Farm Progress

US chile pepper industry under assault from foreign imports

Growing and consuming vast amounts of chile in New Mexico is more than just tradition; it represents the heart of agricultural production. But New Mexico’s most famous crop arguably has been under assault in recent years and a steady decline in chile production has painted the industry into the proverbial corner.

Logan Hawkes 1, Contributing Writer

March 19, 2012

3 Min Read

In the United States corn is king in Iowa. Texas produces the most cotton. Florida is known for its citrus groves and Kansas rules in wheat production. The potato is tops in Idaho and Arkansas is known for its rice.

But in the Land of Enchantment—New Mexico—the most common question asked in restaurants, supermarkets and wholesale packing houses is “do you want green or red?” –referring to the state’s most fabled crop, the chile pepper.

Growing and consuming vast amounts of chile in New Mexico is more than just tradition; it represents the heart of agricultural production. But New Mexico’s most famous crop arguably has been under assault in recent years and a steady decline in chile production has painted the industry into the proverbial corner.

“New Mexico remains the top producing chile pepper state in spite of declining chile acres in recent years. And though more acres were planted in 2011 than in recent years, the industry remains depressed largely because of foreign imports,” says Jaye Hawkins, executive director of the New Mexico Chile Association.

The decline in New Mexico’s chile production has been dramatic since the early 1990s when over 35,000 acres of chiles were planted. By 2010 chile acreage had fallen to just over 8,500 acres, and in spite of 10,000 planted acres of chile last year, industry officials say problems from foreign imports continue to mount.

“Chile consumption is up in the United States but imports of both red and green chile peppers are depressing domestic production,” Hawkins said.

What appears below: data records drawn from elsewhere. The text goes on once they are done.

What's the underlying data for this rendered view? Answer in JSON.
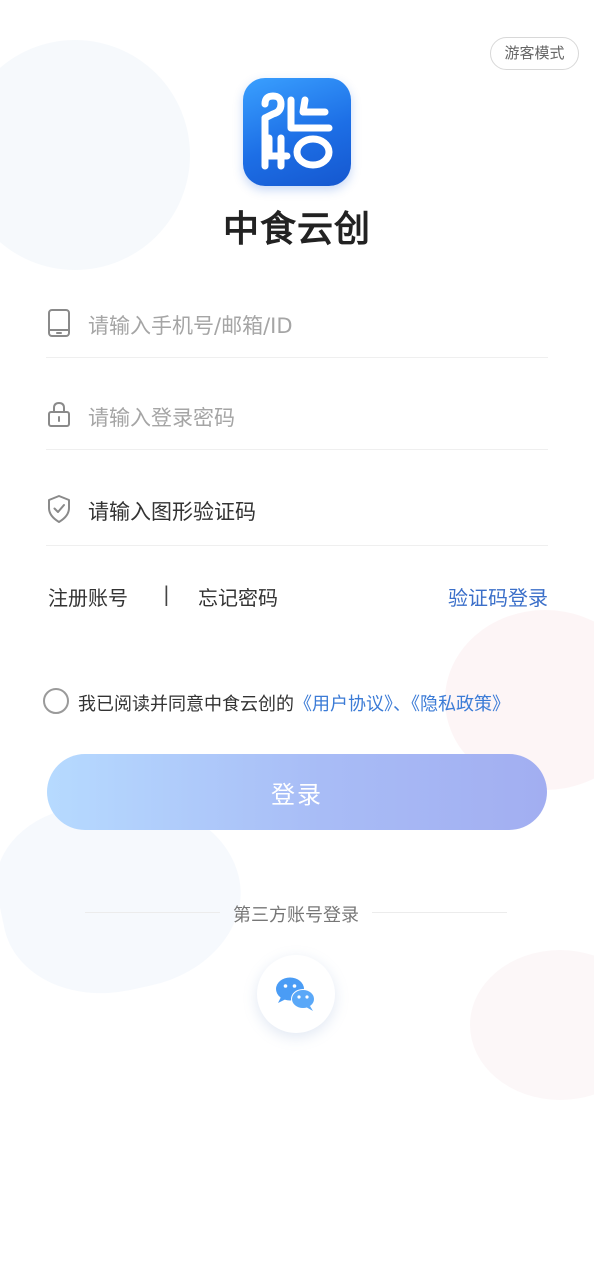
{
  "header": {
    "guest_mode_label": "游客模式"
  },
  "app": {
    "name": "中食云创"
  },
  "form": {
    "account": {
      "placeholder": "请输入手机号/邮箱/ID",
      "icon": "phone-icon"
    },
    "password": {
      "placeholder": "请输入登录密码",
      "icon": "lock-icon"
    },
    "captcha": {
      "placeholder": "请输入图形验证码",
      "icon": "shield-icon"
    }
  },
  "links": {
    "register": "注册账号",
    "separator": "|",
    "forgot_password": "忘记密码",
    "code_login": "验证码登录"
  },
  "agreement": {
    "prefix": "我已阅读并同意中食云创的",
    "user_agreement": "《用户协议》",
    "separator": "、",
    "privacy_policy": "《隐私政策》",
    "checked": false
  },
  "login_button": {
    "label": "登录"
  },
  "third_party": {
    "label": "第三方账号登录",
    "providers": [
      "wechat-icon"
    ]
  },
  "colors": {
    "link_blue": "#3b6fc9",
    "logo_blue": "#1d6fe6",
    "button_gradient_start": "#b6daff",
    "button_gradient_end": "#a2aef1",
    "wechat_blue": "#4a9cf5"
  }
}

 In fact, the decline in chile acres can be traced back to the early days of the North American Free Trade Agreement, or NAFTA. While mechanized harvesting is possible for the state’s red chile crop, green chile is still largely harvested and de-stemmed by hand.

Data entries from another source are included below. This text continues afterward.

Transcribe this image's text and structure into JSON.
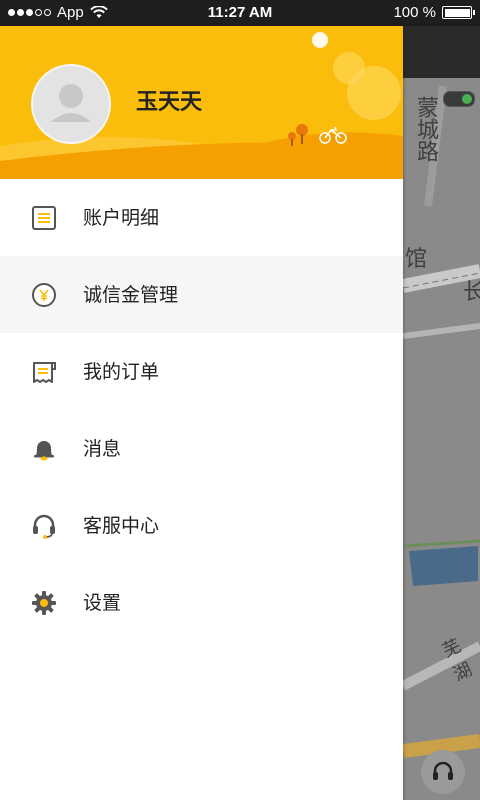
{
  "status_bar": {
    "carrier": "App",
    "time": "11:27 AM",
    "battery_text": "100 %"
  },
  "drawer": {
    "username": "玉天天",
    "menu_items": [
      {
        "label": "账户明细",
        "icon": "account-details-icon"
      },
      {
        "label": "诚信金管理",
        "icon": "yuan-coin-icon"
      },
      {
        "label": "我的订单",
        "icon": "receipt-icon"
      },
      {
        "label": "消息",
        "icon": "bell-icon"
      },
      {
        "label": "客服中心",
        "icon": "headset-icon"
      },
      {
        "label": "设置",
        "icon": "gear-icon"
      }
    ]
  },
  "map": {
    "labels": [
      "蒙城路",
      "馆",
      "长",
      "芜湖"
    ]
  },
  "colors": {
    "brand_yellow": "#fbbd0b",
    "active_row": "#f6f6f6",
    "icon_dark": "#555555"
  }
}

“For the longest time we had a problem finding immigrant farm workers willing to work in the fields. Before the recession, construction jobs were abundant and immigrant workers could make more money moving from farms to cities. That problem is not as bad now as it once was, but we are still competing with chile grown and harvested in Mexico, China and Peru where labor costs are much lower,” Hawkins adds.

Consumption up

While U.S. chile consumption has grown more than 600 percent in recent years, foreign imports now account for about 80 percent of all chile consumed domestically, leaving a smaller slice of the pie for New Mexico growers.

Producers in New Mexico say another problem they are facing is that young farmers are abandoning chile in favor of more profitable crops. While traditions run deep on the farm in New Mexico, making a profit is more important.

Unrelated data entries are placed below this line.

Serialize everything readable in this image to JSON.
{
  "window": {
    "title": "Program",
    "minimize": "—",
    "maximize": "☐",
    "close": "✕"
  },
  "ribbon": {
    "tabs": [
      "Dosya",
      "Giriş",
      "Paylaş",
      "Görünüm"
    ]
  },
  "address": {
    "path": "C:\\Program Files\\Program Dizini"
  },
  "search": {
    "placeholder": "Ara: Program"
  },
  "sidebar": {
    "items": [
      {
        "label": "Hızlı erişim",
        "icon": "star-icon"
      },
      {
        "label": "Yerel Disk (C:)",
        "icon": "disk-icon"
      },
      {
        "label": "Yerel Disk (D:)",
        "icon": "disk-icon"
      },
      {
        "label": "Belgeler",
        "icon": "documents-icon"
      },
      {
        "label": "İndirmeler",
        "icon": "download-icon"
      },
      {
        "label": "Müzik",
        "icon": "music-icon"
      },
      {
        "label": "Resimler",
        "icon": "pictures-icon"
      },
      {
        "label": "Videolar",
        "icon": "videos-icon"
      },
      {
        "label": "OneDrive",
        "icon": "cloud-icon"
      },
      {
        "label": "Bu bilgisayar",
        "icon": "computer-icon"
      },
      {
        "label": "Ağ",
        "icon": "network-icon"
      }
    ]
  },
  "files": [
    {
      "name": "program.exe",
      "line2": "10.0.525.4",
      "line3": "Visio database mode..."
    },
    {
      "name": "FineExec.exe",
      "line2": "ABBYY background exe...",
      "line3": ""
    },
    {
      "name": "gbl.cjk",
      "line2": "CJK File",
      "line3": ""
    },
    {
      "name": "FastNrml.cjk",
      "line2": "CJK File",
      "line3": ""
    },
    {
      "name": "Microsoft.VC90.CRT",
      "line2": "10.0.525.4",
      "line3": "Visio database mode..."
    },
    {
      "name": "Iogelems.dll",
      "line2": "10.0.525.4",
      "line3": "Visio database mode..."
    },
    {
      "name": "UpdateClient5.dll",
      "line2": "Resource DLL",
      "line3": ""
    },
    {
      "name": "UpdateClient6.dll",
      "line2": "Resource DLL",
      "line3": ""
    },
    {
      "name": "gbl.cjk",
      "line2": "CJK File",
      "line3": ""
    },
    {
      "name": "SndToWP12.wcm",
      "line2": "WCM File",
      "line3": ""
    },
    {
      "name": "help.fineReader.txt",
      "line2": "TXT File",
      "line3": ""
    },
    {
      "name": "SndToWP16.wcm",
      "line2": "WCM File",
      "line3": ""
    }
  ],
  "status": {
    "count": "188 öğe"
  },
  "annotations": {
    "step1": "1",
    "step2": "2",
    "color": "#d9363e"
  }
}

“The number of acres produced each year is driven by contract production, meaning the crop is sold before it is ever planted. No one is really willing or able to farm chile on speculation anymore. There is just too much competition from foreign imports,” Hawkins says.

While research continues on better methods of mechanized production of green chile in New Mexico, a move that would greatly reduce labor costs, other challenges exist including disease pressure and more recently drought conditions.

“Chile grows well in arid climates but water is still required. Irrigating from ground wells increases production costs considerably, and New Mexico hasn’t escaped the drought conditions experienced all across the Southwest,” Hawkins said.

Working in favor of local chile production is the insatiable appetite for red and green chile of native varieties. New Mexicans remain the largest consumers of chile peppers grown in the state.

“New Mexico consumers are savvy about chile quality and variety and there will always be a demand for Hatch chiles, for example. Chile is still roasted in parking lots each fall and restaurants are loyal to native varieties. This is working in our favor, but this alone can’t salvage an industry threatened (so much) by foreign competition,” Hawkins says.

But recent increases in state production and chile acres provide some encouraging news for growers. Hawkins says the industry is very active in marketing and branding efforts to promote the state’s leading commodity crop.